We then examined the effect of being MSM as a risk factor for HEV infection. Prevalence of IgG against HEV among HIV-negative heterosexual men was 3.5%, significantly lower than that among MSM (odds ratio 3.1, p = 0.025, for comparison with non-HIV–infected MSM). We examined the relationship of status of IgG against HEV among MSM to the presence of an acute non-HIV sexually transmitted infection (STI) at the time of serum sampling. No association was found (acute STI, 14 [9.1%] of 154 vs. no acute STI, 11 [8.7%] of 127; p = 0.9). Similarly, no statistical association was found between HEV antibody status and the location of the clinic that provided the serum sample (London, 21 [10.0%] of 211; United Kingdom excluding London, 4 [5.7%)] of 70; p = 0.3). As has been observed for the general UK population (7), we observed a trend toward increasing prevalence of antibodies against HEV with patient age (20–34 y, 9 [6.3%] of 142; 35–44 y, 16 [11.5%] of 139), although this trend did not reach significance (p = 0.13). Our samples were from persons who were younger than the previously described cohort of UK persons with increased prevalence of antibodies against HEV (born before approximately1960) (7). Multivariate analysis with the above variables showed that MSM (p = 0.044) and age group (p = 0.026) were independently associated with HEV seroprevalence. To explore recent temporal trends in HEV seroprevalence among MSM, we examined serum samples from 977 MSM collected during the 3-year study period. We observed an unexpected association between antibody prevalence and year of serum collection (2006, 4 [2.1%] of195; 2007, 26 [5.2%] of 501; 2008, 26 [9.3%] of 281; p = 0.003 (Figure).
We provide evidence that MSM might be at risk for HEV acquisition and confirm that HIV infection does not appear to be a risk factor. Although our study is of moderate size, and we have limited epidemiologic data owing to its unlinked, anonymized nature, the fact that patient groups are drawn from the same clinics should minimize the effect of unrecognized confounding factors. The pathologic mechanisms for HEV acquisition among MSM may plausibly include oro–anal sexual practices, which have been implicated in recent outbreaks of Shigella flexneri infection in this group (8). That ano–genital transmission of HEV is unlikely is supported by our finding that prevalence of antibodies against HEV was not more common among patients with an acute STI.

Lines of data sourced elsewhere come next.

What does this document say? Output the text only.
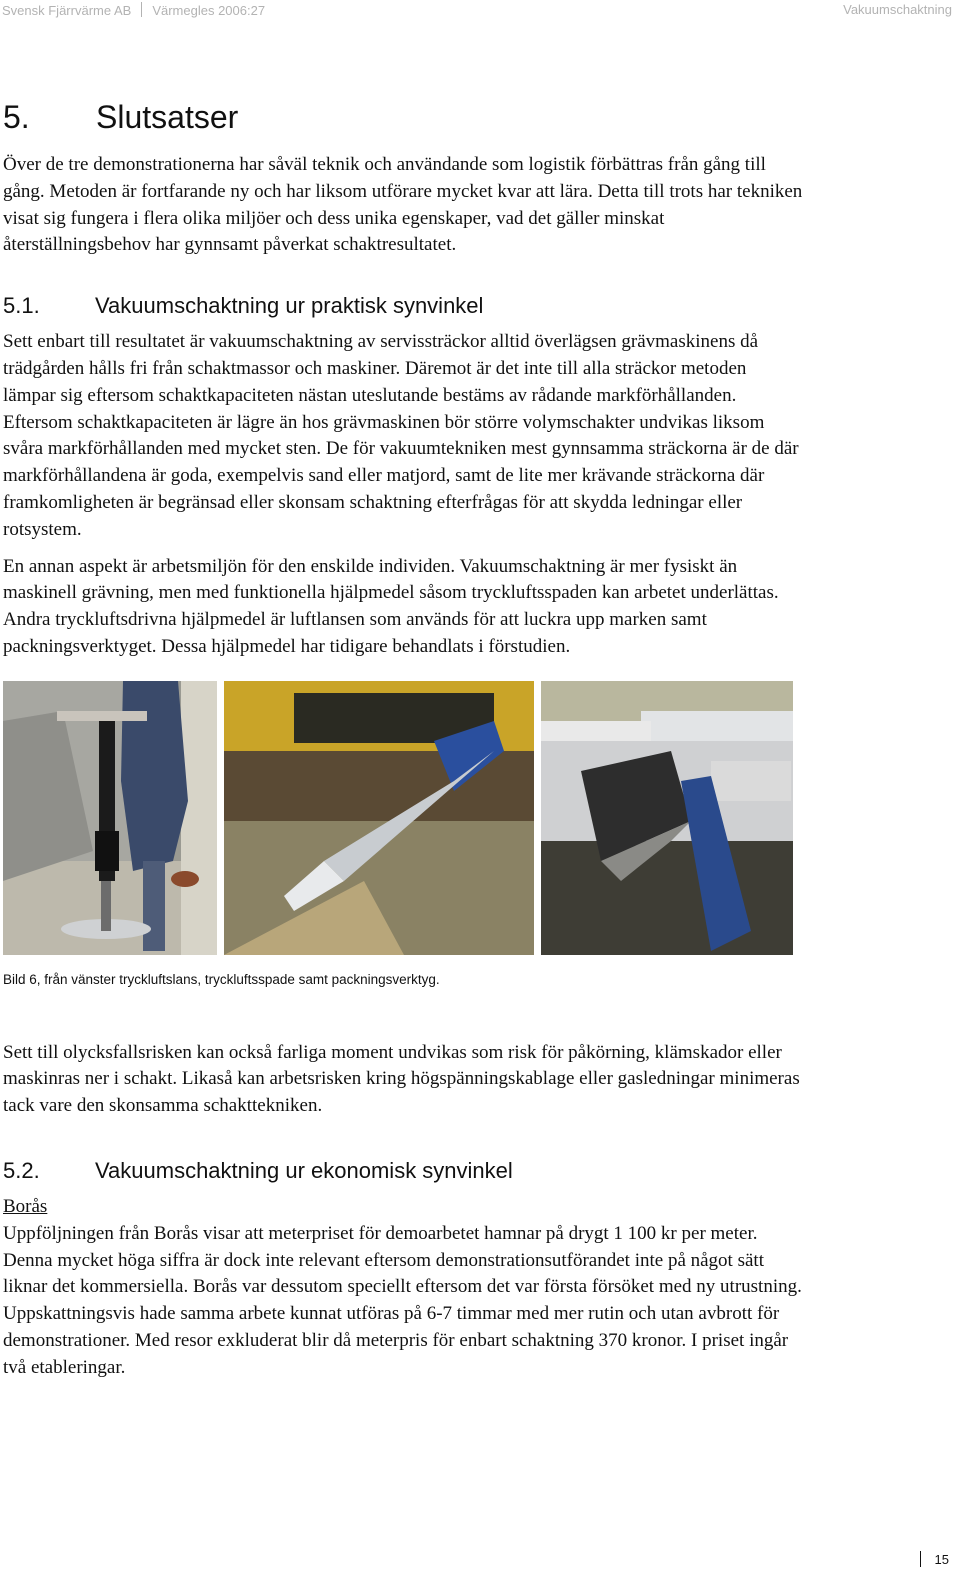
Svensk Fjärrvärme AB Värmegles 2006:27	Vakuumschaktning
5. Slutsatser

Över de tre demonstrationerna har såväl teknik och användande som logistik förbättras från gång till gång. Metoden är fortfarande ny och har liksom utförare mycket kvar att lära. Detta till trots har tekniken visat sig fungera i flera olika miljöer och dess unika egenskaper, vad det gäller minskat återställningsbehov har gynnsamt påverkat schaktresultatet.

5.1.	Vakuumschaktning ur praktisk synvinkel

Sett enbart till resultatet är vakuumschaktning av servissträckor alltid överlägsen grävmaskinens då trädgården hålls fri från schaktmassor och maskiner. Däremot är det inte till alla sträckor metoden lämpar sig eftersom schaktkapaciteten nästan uteslutande bestäms av rådande markförhållanden. Eftersom schaktkapaciteten är lägre än hos grävmaskinen bör större volymschakter undvikas liksom svåra markförhållanden med mycket sten. De för vakuumtekniken mest gynnsamma sträckorna är de där markförhållandena är goda, exempelvis sand eller matjord, samt de lite mer krävande sträckorna där framkomligheten är begränsad eller skonsam schaktning efterfrågas för att skydda ledningar eller rotsystem.

En annan aspekt är arbetsmiljön för den enskilde individen. Vakuumschaktning är mer fysiskt än maskinell grävning, men med funktionella hjälpmedel såsom tryckluftsspaden kan arbetet underlättas. Andra tryckluftsdrivna hjälpmedel är luftlansen som används för att luckra upp marken samt packningsverktyget. Dessa hjälpmedel har tidigare behandlats i förstudien.

Bild 6, från vänster tryckluftslans, tryckluftsspade samt packningsverktyg.

Sett till olycksfallsrisken kan också farliga moment undvikas som risk för påkörning, klämskador eller maskinras ner i schakt. Likaså kan arbetsrisken kring högspänningskablage eller gasledningar minimeras tack vare den skonsamma schakttekniken.

5.2.	Vakuumschaktning ur ekonomisk synvinkel

Borås

Uppföljningen från Borås visar att meterpriset för demoarbetet hamnar på drygt 1 100 kr per meter. Denna mycket höga siffra är dock inte relevant eftersom demonstrationsutförandet inte på något sätt liknar det kommersiella. Borås var dessutom speciellt eftersom det var första försöket med ny utrustning. Uppskattningsvis hade samma arbete kunnat utföras på 6-7 timmar med mer rutin och utan avbrott för demonstrationer. Med resor exkluderat blir då meterpris för enbart schaktning 370 kronor. I priset ingår två etableringar.

15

The shift in prevalence of antibodies against HEV among MSM occurred while HEV activity in the United Kingdom was increasing (9,10). The routes of transmission of indigenously acquired HEV infection in industrialized countries remain a subject of investigation, but our observations suggest that activity among MSM could expose this group to increased transmission. Thus, the putative combination of increased exposure in the general UK population and increased transmission among MSM suggests that HEV incidence and seroprevalence could increase for this group in the near future and couldbecome a substantial public health problem.
This work was funded by the Newcastle Healthcare Charity. B.A.I.P. was funded by the Medical Research Council, UK.
Ethical approval was obtained from Local Research Ethics Committees for the unlinked anonymized testing of archived residual serum samples for infectious diseases.